Oedipe ect. Suite ...

Le spectacle fut à la hauteur de ce qu'il promettait. Je ne parlerai pas de la création, tout ce que j'en ai dit dans mon billet précédent y était, en plus aboutit. Je parlerai de l'ambiance.
Dans le public se côtoient toutes sortes de personnes. On devine ceux qui sont habitués à venir au théâtre à leur aisance, ils sont vêtus comme tous les jours, nonchalants, rien d'apprêter, ils vont au théâtre comme au restaurant ou au cinéma, irais je jusqu'à dire qu'ils consomment du spectacle ? Pour certains, oui sans doute. On y croise aussi ceux qui viennent pour la première fois, les parents des acteurs du soir, bien habillés, les femmes ont sorti leurs bijoux, leur plus beau boubou pour certaine, les foulard sont colorés. Il y a aussi les "djeuns", remuant, un tantinet provocateur de bourgeois et ça marche, un tantinet "jeunes cons" et je dis ça avec tendresse au fond. Ce qui est sûr, c'est que nous ne sommes pas à la messe théâtrale mais peut être bien dans l'arène du jeu antique.
A mes côtés une toute petite fille sur les genoux de son père, tour à tour se dandine au rythme de la musique, écoute avec attention, puis se bouche les oreilles.

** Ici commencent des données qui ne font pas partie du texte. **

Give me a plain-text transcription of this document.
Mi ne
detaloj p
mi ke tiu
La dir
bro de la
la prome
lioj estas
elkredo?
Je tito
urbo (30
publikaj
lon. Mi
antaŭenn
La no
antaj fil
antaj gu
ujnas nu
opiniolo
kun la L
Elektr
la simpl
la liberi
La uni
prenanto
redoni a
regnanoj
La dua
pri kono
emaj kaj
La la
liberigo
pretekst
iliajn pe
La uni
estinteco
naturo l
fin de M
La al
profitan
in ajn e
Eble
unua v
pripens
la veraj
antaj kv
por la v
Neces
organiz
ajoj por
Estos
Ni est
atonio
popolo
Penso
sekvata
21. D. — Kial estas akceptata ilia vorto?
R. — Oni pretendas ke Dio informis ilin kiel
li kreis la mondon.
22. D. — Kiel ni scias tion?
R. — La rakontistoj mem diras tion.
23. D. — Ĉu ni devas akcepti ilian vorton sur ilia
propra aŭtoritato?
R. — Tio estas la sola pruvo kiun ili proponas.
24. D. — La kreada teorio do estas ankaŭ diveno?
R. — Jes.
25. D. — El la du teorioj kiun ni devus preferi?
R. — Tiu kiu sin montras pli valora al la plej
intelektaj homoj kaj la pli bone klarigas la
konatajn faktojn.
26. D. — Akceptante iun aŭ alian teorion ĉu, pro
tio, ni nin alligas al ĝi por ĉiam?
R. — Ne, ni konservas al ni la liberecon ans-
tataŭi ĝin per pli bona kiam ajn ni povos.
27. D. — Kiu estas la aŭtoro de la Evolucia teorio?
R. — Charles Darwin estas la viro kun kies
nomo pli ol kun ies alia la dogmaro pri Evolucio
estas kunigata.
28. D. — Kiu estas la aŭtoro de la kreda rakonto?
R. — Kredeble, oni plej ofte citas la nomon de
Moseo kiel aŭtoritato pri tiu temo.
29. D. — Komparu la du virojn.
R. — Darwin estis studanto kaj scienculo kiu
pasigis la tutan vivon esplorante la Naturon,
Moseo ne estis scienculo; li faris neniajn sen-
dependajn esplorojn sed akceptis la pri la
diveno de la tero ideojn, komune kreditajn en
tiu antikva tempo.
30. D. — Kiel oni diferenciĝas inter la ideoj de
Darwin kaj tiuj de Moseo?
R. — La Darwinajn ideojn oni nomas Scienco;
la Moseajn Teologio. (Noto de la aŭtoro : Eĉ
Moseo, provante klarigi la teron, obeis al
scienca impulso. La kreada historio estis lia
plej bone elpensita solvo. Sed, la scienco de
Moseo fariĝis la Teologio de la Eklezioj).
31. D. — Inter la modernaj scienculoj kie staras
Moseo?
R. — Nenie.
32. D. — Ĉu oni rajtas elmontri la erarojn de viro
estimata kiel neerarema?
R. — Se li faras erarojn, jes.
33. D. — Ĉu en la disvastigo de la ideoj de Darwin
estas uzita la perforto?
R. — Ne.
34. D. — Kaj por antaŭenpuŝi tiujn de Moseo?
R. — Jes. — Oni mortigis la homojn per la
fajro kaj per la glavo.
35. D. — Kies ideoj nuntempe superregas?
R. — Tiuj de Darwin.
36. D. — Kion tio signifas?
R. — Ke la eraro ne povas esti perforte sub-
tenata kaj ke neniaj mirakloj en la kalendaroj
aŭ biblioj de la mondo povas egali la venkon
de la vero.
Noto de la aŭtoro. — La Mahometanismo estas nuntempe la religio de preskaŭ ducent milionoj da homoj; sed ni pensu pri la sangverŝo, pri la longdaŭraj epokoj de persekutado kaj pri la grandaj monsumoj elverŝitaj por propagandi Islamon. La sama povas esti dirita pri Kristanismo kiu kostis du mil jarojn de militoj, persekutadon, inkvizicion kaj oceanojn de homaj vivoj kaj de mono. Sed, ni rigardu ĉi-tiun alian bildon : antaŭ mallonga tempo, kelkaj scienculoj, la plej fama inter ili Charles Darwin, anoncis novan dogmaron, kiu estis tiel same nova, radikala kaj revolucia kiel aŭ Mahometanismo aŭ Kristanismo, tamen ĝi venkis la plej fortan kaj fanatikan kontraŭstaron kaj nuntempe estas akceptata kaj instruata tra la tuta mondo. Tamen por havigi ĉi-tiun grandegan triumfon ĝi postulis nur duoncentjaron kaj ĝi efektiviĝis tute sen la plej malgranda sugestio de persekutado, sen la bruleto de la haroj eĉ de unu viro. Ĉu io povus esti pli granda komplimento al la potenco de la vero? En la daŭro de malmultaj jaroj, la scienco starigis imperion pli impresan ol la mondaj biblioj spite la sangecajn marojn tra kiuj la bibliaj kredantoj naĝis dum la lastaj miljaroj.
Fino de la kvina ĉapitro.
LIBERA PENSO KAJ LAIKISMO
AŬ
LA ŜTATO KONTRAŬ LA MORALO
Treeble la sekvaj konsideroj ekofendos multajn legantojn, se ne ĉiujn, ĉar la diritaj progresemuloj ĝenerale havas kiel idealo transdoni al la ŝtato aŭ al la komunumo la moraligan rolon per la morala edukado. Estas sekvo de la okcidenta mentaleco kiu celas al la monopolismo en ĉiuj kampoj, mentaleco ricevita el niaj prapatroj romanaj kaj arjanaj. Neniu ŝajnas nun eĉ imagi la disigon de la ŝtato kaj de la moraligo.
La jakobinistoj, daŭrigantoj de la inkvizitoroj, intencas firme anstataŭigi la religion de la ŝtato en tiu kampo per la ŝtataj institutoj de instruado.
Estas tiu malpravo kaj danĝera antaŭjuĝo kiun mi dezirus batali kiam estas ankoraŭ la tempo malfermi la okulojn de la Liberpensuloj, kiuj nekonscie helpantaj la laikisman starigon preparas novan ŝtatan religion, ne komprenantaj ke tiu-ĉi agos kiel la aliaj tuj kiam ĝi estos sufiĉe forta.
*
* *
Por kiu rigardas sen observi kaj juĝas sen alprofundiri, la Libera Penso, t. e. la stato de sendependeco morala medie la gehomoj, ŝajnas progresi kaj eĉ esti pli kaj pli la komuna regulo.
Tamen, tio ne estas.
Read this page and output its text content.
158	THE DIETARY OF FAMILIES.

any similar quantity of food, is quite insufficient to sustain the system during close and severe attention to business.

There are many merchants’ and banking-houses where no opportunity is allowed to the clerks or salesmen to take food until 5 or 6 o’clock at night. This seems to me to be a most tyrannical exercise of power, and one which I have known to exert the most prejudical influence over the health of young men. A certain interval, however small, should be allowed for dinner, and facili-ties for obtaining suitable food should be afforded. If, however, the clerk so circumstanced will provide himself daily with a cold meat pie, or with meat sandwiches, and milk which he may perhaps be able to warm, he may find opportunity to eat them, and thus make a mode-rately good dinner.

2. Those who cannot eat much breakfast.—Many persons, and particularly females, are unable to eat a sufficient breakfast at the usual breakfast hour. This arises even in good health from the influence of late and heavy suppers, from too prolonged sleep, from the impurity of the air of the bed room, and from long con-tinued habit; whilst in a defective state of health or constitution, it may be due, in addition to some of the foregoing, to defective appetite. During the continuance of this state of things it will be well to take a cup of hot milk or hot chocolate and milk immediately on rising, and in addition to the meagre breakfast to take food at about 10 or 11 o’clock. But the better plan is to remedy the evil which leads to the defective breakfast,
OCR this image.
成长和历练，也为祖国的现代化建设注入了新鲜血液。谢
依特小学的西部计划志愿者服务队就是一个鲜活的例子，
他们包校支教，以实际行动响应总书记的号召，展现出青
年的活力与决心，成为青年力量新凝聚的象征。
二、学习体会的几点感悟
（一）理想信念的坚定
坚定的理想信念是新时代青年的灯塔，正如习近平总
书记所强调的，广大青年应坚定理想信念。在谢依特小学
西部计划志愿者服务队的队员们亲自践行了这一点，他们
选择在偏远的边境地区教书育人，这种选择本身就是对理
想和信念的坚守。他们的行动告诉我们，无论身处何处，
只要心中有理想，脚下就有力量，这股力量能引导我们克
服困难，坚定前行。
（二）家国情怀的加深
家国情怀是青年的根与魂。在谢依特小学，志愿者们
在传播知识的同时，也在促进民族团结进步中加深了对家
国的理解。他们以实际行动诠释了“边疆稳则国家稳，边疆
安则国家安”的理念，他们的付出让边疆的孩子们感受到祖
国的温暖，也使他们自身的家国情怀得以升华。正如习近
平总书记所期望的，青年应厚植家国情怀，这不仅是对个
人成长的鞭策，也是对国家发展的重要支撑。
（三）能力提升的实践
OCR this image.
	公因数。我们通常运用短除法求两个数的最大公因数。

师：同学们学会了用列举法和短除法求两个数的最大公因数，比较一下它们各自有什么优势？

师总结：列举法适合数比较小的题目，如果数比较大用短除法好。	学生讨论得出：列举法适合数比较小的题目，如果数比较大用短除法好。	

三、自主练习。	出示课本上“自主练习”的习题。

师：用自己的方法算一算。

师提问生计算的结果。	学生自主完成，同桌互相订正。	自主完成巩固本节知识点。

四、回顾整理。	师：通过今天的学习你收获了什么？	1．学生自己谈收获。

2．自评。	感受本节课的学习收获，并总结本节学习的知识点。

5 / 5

J'entre dans le spectacle avec l'envie d'être avec eux sur scène, de partager cette grande fête tragique. Ils prennent leur pieds, les 150 amateurs, ça se voit, ça se sent. Certains d'entre eux profitent à fond, s'attardent un peu, qu'importe, la longueur ici est légitime, leur plaisir compte autant que le mien, le décuple. Quelques frissons viennent me prendre par surprise, même parfois ma gorge se noue, oui, parfois j'ai tout oublié, je suis devenue une vrai spectatrice. Je sors de là, de cette tragédie, avec l'envie de faire la fête. Je parlerai longtemps, très longtemps avec l'amie qui m'accompagne, comme une impossibilité à finir la soirée...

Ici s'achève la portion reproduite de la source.